The idle ramblings of a Jack of some trades, Master of none

Nov 2, 2007


No religion appears to have a deficit of extremist followers. Fundamentalists of every faith, it would appear to the bystander, are for all intents and purposes, identical in their thoughts and deeds. They are invariably patriarchal, frown upon the mixing of the sexes, disdain most forms of music, have rigid attitudes to attire and behaviour, have no truck with the sciences, believe themselves to be the chosen ones, have enormous broods of children, and detest everybody who is not of their own persuasion.

Fascinating, then, to find that there are subtle and not-so-subtle gradations within the fundamentalist ilk as well.
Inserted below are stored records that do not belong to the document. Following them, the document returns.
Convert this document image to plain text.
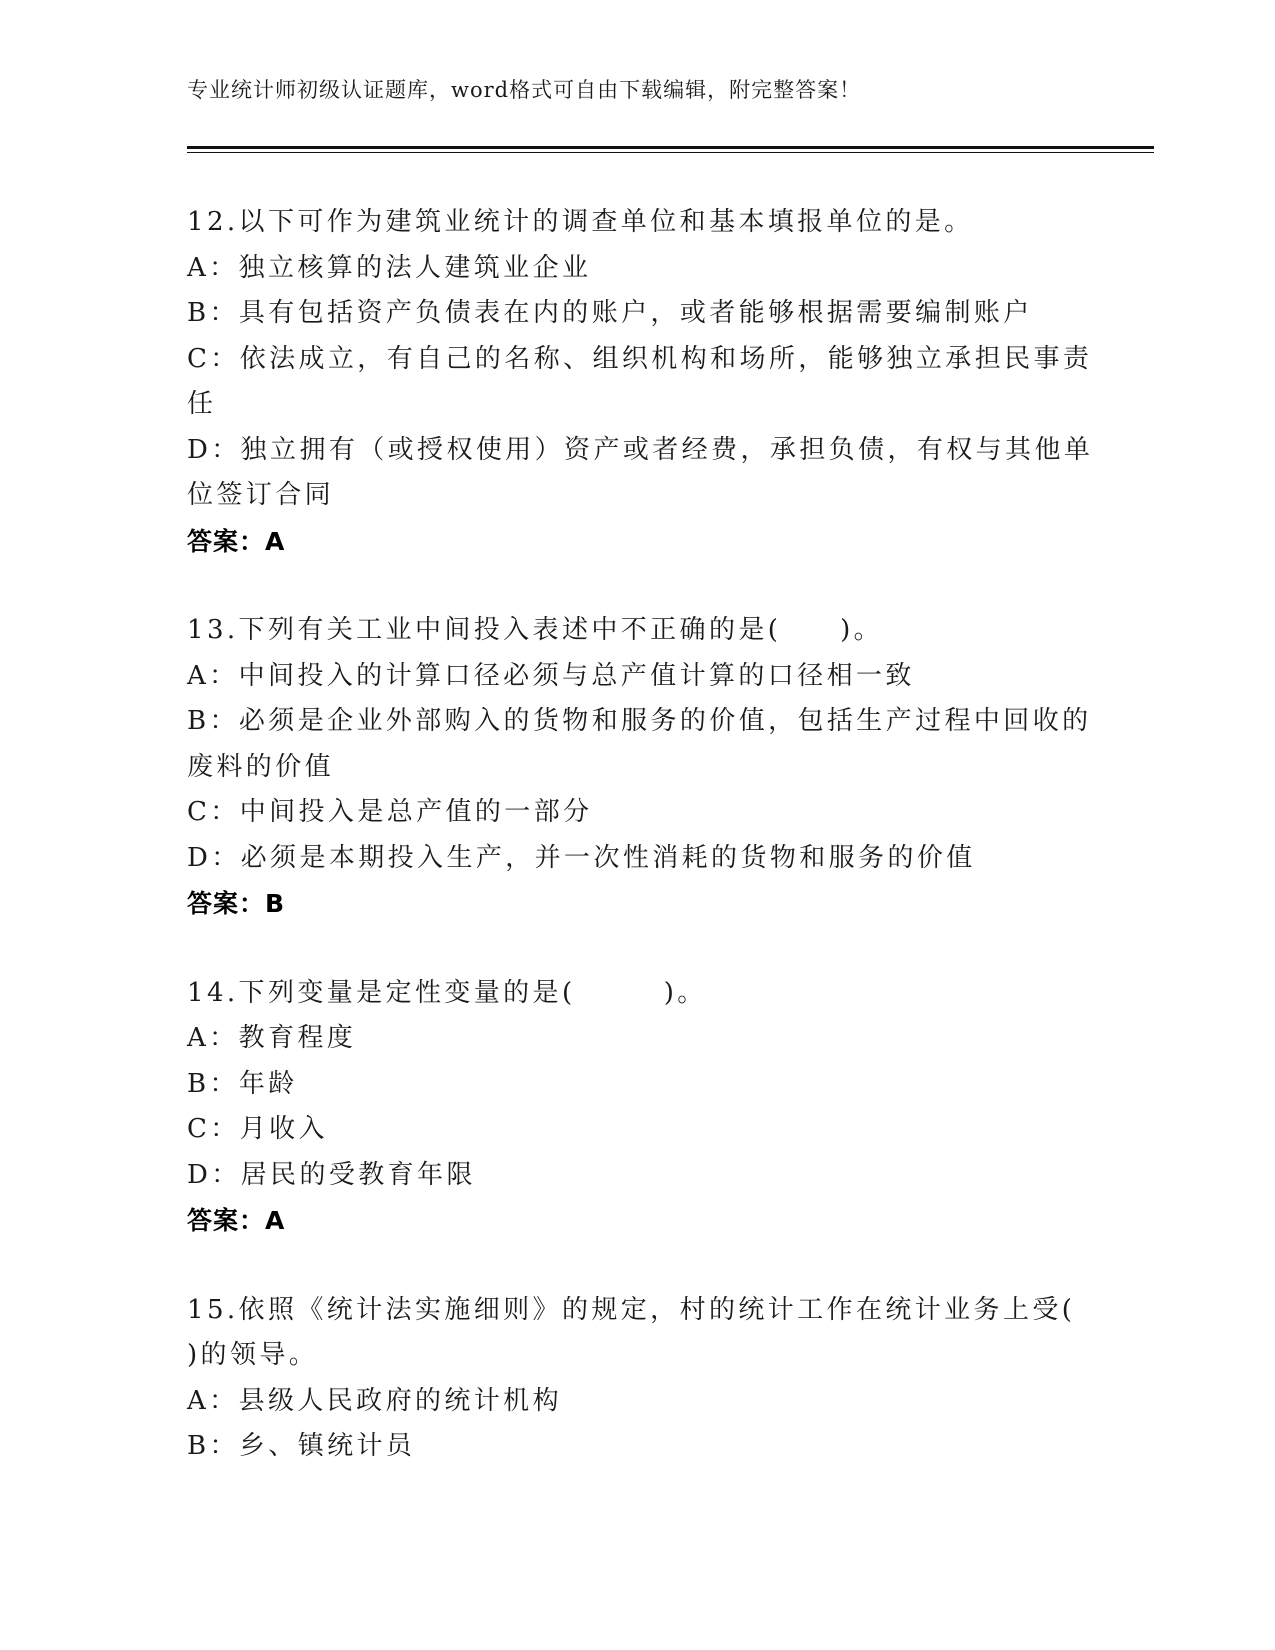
专业统计师初级认证题库，word格式可自由下载编辑，附完整答案！
12.以下可作为建筑业统计的调查单位和基本填报单位的是。
A：独立核算的法人建筑业企业
B：具有包括资产负债表在内的账户，或者能够根据需要编制账户
C：依法成立，有自己的名称、组织机构和场所，能够独立承担民事责
任
D：独立拥有（或授权使用）资产或者经费，承担负债，有权与其他单
位签订合同
答案：A
13.下列有关工业中间投入表述中不正确的是(　　)。
A：中间投入的计算口径必须与总产值计算的口径相一致
B：必须是企业外部购入的货物和服务的价值，包括生产过程中回收的
废料的价值
C：中间投入是总产值的一部分
D：必须是本期投入生产，并一次性消耗的货物和服务的价值
答案：B
14.下列变量是定性变量的是(　　　)。
A：教育程度
B：年龄
C：月收入
D：居民的受教育年限
答案：A
15.依照《统计法实施细则》的规定，村的统计工作在统计业务上受(
)的领导。
A：县级人民政府的统计机构
B：乡、镇统计员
Shades of nuance, no doubt. In other words, there are fundamentalists to whom other fundamentalists of their own faith are ignorant or blinkered or the Devil's spawn. Naturally, they don't consider themselves fundamentalist. They say they are the true believers whereas everybody else is not.

An article in today's New York Times describes the lives of some of the Haredim, the ultra-Orthodox Jews in Israel. A small, poor community entirely at odds with the rest of the country in almost every sphere of activity, these people form a purchasing block that is uniform and lucrative. Thus we find companies tailoring products to meet exactly their demands, adhering to every religious stricture and providing excellent return on investment. This is interesting enough to marketing specialists and advertisers, no doubt, but what I found particularly intriguing is the following remark (and its ramifications) in the article:

Beit Shemesh is a good example, a modern, attractive town of 73,000 people. There is a more secular part, with a large mall, and an ultra-Orthodox district, Ramat Beit Shemesh, which is divided into two. Bet, or B, is very strict, with 15,700 people. Aleph, or A, up the hill, is somewhat more flexible and contains 17,100 people, including a growing number of North American and European Jews who wanted to join an ultra-Orthodox community in Israel.
Picture that. Immigrant wannabe ultra-Orthodox Jews congregate in Ramat Beit Shemesh and find that they can't just walk into the Bet neighbourhood because the local ultra-Orthodox are even more ultra-Orthodox than them. Le plus ultra, in short. So they form another community up the hill where they live in constant tension with the Bets. Ilan Shmueli from Beit Shemesh Aleph opened a branch in the Bet section of his successful pizzeria chain. There were almost immediate riots. Why? Because he allowed women and men to sit within the same premises - it didn't even matter to the ultra-ultra-Orthodox that they were seated apart. When he went to the riotists' rabbi to try to resolve the situation, he was told that he might end up dead.